By John Coster, RPh., Ph.D.
Economic downturns like the current one produce a double-whammy for federal and state Medicaid budgets: enrollment in the program grows as there’s less money to pay for it. That means more potential for provider reimbursement cuts – something NCPA is trying hard to avoid. Pharmacies can simply not withstand any more Medicaid reimbursement cuts, especially in light of last year’s AWP rollback. Here’s a rundown of some related state activity NCPA’s monitoring, along with federal efforts.
The 2009 stimulus bill increased the federal share of Medicaid financing temporarily through Dec. 31, 2010. That helped avoid significant state cuts that would have impacted patients and pharmacists, among other providers. There is bipartisan support for continuing that higher match rate or FMAP. A six-month extension, which NCPA strongly supports, was included in President Obama’s 2011 budget proposal. Some states have already assumed the extra federal help in their 2011 budget plans.
Even with the added federal assistance, states are struggling to balance budgets.
Our hope is that, as federal and state Medicaid policymakers contemplate potential changes, they recognize some important facts:
- Community pharmacists can be a strong ally in keeping health care costs down by helping to maximize the use of lower-cost generic drugs. Local pharmacists are the most accessible providers and can help patients manage their conditions more cost-effectively than in emergency rooms or doctors’ offices.
- Independent community pharmacies, in particular, are the backbone of the Medicaid drug benefit. They are often in underserved rural and urban areas where they are patients’ only pharmacy option.

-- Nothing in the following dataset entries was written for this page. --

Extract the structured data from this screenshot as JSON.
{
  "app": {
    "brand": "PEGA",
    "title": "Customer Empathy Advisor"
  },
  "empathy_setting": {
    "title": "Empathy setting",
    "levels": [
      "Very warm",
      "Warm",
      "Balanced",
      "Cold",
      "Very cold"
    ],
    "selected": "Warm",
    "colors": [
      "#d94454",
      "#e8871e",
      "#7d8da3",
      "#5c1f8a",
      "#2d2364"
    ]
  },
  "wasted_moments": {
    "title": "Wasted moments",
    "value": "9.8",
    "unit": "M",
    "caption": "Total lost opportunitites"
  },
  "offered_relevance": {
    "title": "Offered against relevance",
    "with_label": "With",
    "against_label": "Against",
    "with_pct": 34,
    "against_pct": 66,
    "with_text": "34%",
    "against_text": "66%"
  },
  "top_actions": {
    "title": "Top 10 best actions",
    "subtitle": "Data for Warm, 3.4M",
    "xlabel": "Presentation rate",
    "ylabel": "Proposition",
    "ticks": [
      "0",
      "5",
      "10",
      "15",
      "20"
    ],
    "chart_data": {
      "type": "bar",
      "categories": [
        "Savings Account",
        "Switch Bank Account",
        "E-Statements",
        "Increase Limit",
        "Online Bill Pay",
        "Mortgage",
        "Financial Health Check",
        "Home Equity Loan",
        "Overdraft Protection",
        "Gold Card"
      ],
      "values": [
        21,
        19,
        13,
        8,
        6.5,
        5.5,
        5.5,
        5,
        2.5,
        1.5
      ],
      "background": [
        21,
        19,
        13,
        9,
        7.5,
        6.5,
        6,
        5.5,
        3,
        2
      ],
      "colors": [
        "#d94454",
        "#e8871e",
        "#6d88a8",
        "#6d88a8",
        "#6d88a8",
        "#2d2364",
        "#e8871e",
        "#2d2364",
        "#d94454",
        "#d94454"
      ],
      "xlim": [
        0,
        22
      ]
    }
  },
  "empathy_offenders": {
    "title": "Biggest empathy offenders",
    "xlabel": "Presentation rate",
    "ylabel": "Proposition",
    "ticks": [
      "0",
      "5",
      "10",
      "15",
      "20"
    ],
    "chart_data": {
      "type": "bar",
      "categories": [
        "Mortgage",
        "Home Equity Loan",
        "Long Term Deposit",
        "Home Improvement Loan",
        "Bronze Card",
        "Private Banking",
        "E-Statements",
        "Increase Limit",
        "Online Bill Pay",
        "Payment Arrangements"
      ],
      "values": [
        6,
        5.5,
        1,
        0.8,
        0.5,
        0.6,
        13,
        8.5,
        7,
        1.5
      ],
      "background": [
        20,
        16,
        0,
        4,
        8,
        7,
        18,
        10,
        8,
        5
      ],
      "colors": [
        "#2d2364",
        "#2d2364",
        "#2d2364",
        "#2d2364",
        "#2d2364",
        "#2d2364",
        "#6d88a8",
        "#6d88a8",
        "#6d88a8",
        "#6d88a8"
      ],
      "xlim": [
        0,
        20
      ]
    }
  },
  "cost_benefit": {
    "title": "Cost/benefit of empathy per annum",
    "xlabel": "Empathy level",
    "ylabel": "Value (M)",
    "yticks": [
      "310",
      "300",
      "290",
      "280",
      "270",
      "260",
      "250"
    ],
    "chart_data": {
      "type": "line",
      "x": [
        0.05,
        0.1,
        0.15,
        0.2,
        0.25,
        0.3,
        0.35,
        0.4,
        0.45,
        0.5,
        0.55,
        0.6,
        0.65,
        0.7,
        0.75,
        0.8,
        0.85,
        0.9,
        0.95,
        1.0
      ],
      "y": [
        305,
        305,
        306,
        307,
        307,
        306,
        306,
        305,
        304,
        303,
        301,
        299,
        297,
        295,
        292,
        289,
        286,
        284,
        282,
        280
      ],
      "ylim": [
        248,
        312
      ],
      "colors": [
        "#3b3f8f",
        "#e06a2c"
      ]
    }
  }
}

If there’s a major Medicaid change in your state affecting pharmacy and it’s not included on this list, please feel free to post it in the comment section below. To see a similar state rundown of state activity related to regulating pharmacy benefit managers (PBMs) click here.
Alabama is investigating the use of actual acquisition cost (AAC) in reimbursement.
Alaska indicated interest in moving to an acquisition cost + % + dispensing fee formula for pharmacy compensation. The state conducted a cost of dispensing study in 2007 and released the results in 2009.
Illinois retained a new maximum allowable cost (MAC) contractor. Its current plan is to use the lowest wholesale acquisition cost (WAC) + 130%. The National Alliance of State Pharmacy Associations (NASPA) vigorously opposed the change and the state agreed to defer implementation.
Iowa reduced all Medicaid provider reimbursement by 5%. The $4.57 dispensing fee is being cut by 0.23.
New Jersey’s new administration has declared everything “on the table” in light of an $11 billion deficit for the 2011 fiscal year.
New York is trying to move from average wholesale price (AWP) minus to WAC plus formula in budget process
Ohio plans to carve out pharmacy from managed care and then cut dispensing fee to $1.80. NCPA wrote to federal Medicaid officials in opposition to the plan.
Tennessee proposes reducing MACs for a long list of generics. The product cost added to the $3.00 pharmacy dispensing fee would result in $4.00 prescriptions. MACs would result in reimbursement below costs for most of the products listed.
Texas – the Texas Pharmacy Business Council newsletter has the latest: Texas faces a $16 billion projected budget shortfall. An across-the-board 1% reduction has been proposed for all Medicaid providers.
Virginia is proposing Medicaid reimbursement for brand name drugs from AWP minus 10.25% to AWP minus 13.1% and reducing MAC calculation for multiple source drugs that only have two sources of supply rather than three.
Washington’s actions have garnered more attention than most states. In early January Bartell Drugs announced that 15 of its pharmacies could no longer afford to participate in the state’s Medicaid program due to inadequate reimbursement. Walgreens announced similar plans, though late last week the company delayed withdrawing stores from the state Medicaid program for one month.
West Virginia is still determining how to address reimbursement in the wake of the recent AWP rollback.